The government claims that this bill will provide Telstra with access to the wireless spectrum required for the next generation of wireless systems but does so only if the separation of Telstra is done to the absolute satisfaction of government. This goes to the very matter that I raised at the outset of my speech—that is, that it is, effectively, akin to the government holding a gun to the head of Telstra and, I believe more importantly, to the shareholders and owners of Telstra, many of whom live on the Gold Coast in my electorate of Moncrieff.

We have proposed four amendments which we believe, effectively, guarantee the integrity of the separation process by reducing opportunities for government interference in the decision-making processes of the ACCC. Subject to approval by Telstra shareholders, the proposed separation should be delivered in a manner that is cost effective, promotes competition and imposes no greater cost on taxpayers than is absolutely necessary. That is a relatively straightforward proposal which is worthy of support in this chamber. Telstra, like other regulated utilities such as gas, electricity and water, should of course be left free to charge prices that deliver a reasonable rate of return on its assets. This can be achieved through the amendments that have been put forward, which will place taxpayer interests ahead of those of Telstra, NBN Co. and the government.

We know that this government is obsessed with the need to roll out its NBN Co. It is a linchpin for this government, whose members wander round Australia trumpeting NBN Co. as the great new, almost Soviet-era style project of this government, promising rapid broadband to everyone, with no mention of the asterisks and all the associated costs and no mention of the debt that this government has racked up as part of its grand vision for broadband in this country. That is why we say, through the amendments that we have put forward: let us put the interests of taxpayers first and foremost.

The amendments will explicitly ensure that the Competition and Consumer Act applies to the NBN Co. and Telstra deal. The amendments will allow parliament to disallow ministerial directions to the ACCC regarding the NBN Co. and Telstra deal. The amendments will remove the threat of cable television sell-off or limited access to wireless spectrum should Telstra not separate in a way that the government approves, which goes back to the issue about there being a gun at the head of Telstra management and, importantly, Telstra shareholders.
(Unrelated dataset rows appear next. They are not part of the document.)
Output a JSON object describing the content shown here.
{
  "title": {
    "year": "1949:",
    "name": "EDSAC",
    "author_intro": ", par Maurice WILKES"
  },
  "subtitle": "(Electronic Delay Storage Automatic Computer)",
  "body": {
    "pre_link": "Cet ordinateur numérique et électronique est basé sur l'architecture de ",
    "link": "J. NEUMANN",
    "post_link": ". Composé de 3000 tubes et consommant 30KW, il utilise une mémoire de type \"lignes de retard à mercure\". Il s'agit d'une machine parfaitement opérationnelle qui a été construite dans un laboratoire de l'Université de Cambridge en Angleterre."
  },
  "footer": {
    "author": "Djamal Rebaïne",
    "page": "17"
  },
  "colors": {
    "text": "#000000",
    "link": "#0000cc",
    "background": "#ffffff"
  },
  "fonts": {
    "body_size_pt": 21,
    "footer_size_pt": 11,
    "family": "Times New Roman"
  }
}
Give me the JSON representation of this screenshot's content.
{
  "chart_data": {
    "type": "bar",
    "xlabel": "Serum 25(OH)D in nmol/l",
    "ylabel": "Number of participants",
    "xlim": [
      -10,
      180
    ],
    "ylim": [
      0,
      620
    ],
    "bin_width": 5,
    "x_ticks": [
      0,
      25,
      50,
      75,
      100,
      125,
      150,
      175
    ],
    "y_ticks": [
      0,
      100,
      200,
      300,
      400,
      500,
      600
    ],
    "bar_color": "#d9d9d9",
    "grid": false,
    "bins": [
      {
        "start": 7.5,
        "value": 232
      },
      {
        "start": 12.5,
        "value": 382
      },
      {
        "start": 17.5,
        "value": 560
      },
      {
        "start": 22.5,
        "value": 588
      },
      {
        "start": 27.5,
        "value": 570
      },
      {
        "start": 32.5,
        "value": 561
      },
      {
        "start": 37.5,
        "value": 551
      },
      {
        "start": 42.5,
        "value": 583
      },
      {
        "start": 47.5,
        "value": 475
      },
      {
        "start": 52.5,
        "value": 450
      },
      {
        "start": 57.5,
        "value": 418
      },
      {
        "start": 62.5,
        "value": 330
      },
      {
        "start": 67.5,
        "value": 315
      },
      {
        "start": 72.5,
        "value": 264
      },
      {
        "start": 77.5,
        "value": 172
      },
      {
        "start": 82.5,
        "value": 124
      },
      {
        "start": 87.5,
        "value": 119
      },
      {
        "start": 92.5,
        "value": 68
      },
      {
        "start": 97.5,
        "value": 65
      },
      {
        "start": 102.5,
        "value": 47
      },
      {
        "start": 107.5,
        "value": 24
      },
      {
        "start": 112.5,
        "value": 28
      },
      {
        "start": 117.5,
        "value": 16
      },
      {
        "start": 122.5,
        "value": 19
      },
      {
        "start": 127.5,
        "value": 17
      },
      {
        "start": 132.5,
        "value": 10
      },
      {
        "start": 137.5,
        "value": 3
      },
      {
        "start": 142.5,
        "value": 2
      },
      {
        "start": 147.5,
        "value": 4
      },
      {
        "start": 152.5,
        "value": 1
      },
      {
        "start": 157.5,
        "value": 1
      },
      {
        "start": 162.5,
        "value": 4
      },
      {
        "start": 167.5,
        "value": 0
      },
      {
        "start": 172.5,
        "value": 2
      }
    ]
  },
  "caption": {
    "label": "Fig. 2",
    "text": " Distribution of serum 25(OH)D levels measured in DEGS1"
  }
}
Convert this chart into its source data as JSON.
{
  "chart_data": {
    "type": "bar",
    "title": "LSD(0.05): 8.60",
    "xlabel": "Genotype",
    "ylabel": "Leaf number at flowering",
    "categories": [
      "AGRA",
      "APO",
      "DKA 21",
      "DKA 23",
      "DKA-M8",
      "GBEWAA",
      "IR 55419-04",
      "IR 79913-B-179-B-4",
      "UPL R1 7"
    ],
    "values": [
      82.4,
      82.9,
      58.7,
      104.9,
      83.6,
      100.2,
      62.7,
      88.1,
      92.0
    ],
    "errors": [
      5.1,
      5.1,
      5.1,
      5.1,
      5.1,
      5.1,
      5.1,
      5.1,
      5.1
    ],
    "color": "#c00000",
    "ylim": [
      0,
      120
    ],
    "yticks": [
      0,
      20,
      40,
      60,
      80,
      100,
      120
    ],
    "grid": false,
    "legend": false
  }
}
And the amendments will restore merit reviews and procedural fairness to the ACCC’s enforcement of the new access pricing regime.

These amendments ought to be supported by the government. They are amendments that place taxpayers’ interests at No. 1 on the list. They are amendments that protect the capital that has been invested by those million-plus shareholders across Australia and, importantly, they dilute this government’s complete absorption when it comes to the political pursuit of its NBN Co. at basically any cost. It should be watered down. It should be diluted. And it should be replaced by a primary interest that is more concerned with taxpayers’ outcomes and shareholders’ outcomes over and above the political outcomes sought by government. I certainly urge the House to support the amendments to this bill that the coalition will put forward.